Il est vrai que la fuite des cerveaux a fait perdre à l’Afrique ses meilleurs ingénieurs, techniciens, juristes, médecins, professeurs, chercheurs, scientifiques, artistes, écrivains, etc., qui ont quitté leurs pays pour l’Europe et l’Amérique du nord, l’Asie mais, l’aspect positif de ce phénomène se révèle lorsqu’ils ont conservé un lien fort avec le pays d’origine à travers divers mécanismes.

Ils demeurent dans cette condition « jeteurs de passerelles » entre le pays d’accueil et le pays d’origine et la plupart des spécialistes s’accordent pour admettre qu’il y a encore une grande marge de manœuvre. Si l’Afrique exploitait ces moyens financiers et humains, elle pourrait trouver ses propres solutions à ses problèmes de développement et compenser ainsi l’amenuisement des ressources de l’aide qu’elle reçoit des pays du Nord et du commerce avec eux.

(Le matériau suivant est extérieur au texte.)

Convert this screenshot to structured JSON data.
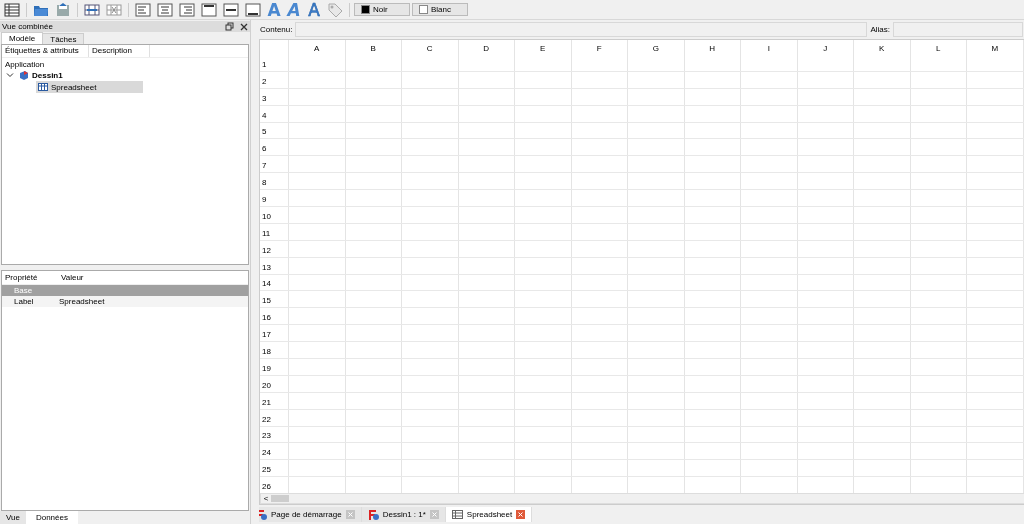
{
  "toolbar": {
    "style_buttons": [
      {
        "label": "A",
        "kind": "bold"
      },
      {
        "label": "A",
        "kind": "italic"
      },
      {
        "label": "A",
        "kind": "outline"
      }
    ],
    "color_buttons": [
      {
        "label": "Noir",
        "color": "#000000"
      },
      {
        "label": "Blanc",
        "color": "#ffffff"
      }
    ]
  },
  "combo_view": {
    "title": "Vue combinée",
    "tabs": [
      {
        "label": "Modèle",
        "selected": true
      },
      {
        "label": "Tâches",
        "selected": false
      }
    ],
    "tree_columns": [
      "Étiquettes & attributs",
      "Description"
    ],
    "tree_root": "Application",
    "tree": [
      {
        "label": "Dessin1",
        "kind": "document",
        "expanded": true,
        "selected": false,
        "children": [
          {
            "label": "Spreadsheet",
            "kind": "sheet",
            "selected": true
          }
        ]
      }
    ],
    "property_columns": [
      "Propriété",
      "Valeur"
    ],
    "properties": [
      {
        "kind": "group",
        "name": "Base"
      },
      {
        "kind": "property",
        "name": "Label",
        "value": "Spreadsheet"
      }
    ],
    "bottom_tabs": [
      {
        "label": "Vue",
        "selected": false
      },
      {
        "label": "Données",
        "selected": true
      }
    ]
  },
  "spreadsheet": {
    "content_label": "Contenu:",
    "alias_label": "Alias:",
    "columns": [
      "A",
      "B",
      "C",
      "D",
      "E",
      "F",
      "G",
      "H",
      "I",
      "J",
      "K",
      "L",
      "M"
    ],
    "rows": [
      "1",
      "2",
      "3",
      "4",
      "5",
      "6",
      "7",
      "8",
      "9",
      "10",
      "11",
      "12",
      "13",
      "14",
      "15",
      "16",
      "17",
      "18",
      "19",
      "20",
      "21",
      "22",
      "23",
      "24",
      "25",
      "26"
    ],
    "scroll_left": "<"
  },
  "document_tabs": [
    {
      "label": "Page de démarrage",
      "kind": "start",
      "selected": false
    },
    {
      "label": "Dessin1 : 1*",
      "kind": "document",
      "selected": false
    },
    {
      "label": "Spreadsheet",
      "kind": "sheet",
      "selected": true
    }
  ]
}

Pour que l’apport de la diaspora puisse contribuer efficacement au développement de l’Afrique, que des mesures soient prises pour permettre de capter son financement. Les gouvernements des pays africains doivent intégrer la diaspora dans leurs stratégies de développement, s’informer davantage sur les membres de leurs diasporas et créer des liens plus solides avec eux afin de mettre en place des politiques plus cohérentes pour susciter leur intérêt. L’Éthiopie et le Rwanda, entre autres, l’ont bien compris et ont mis en place des politiques officielles relatives à la diaspora, comme la double nationalité et le soutien de leurs réseaux dans le monde.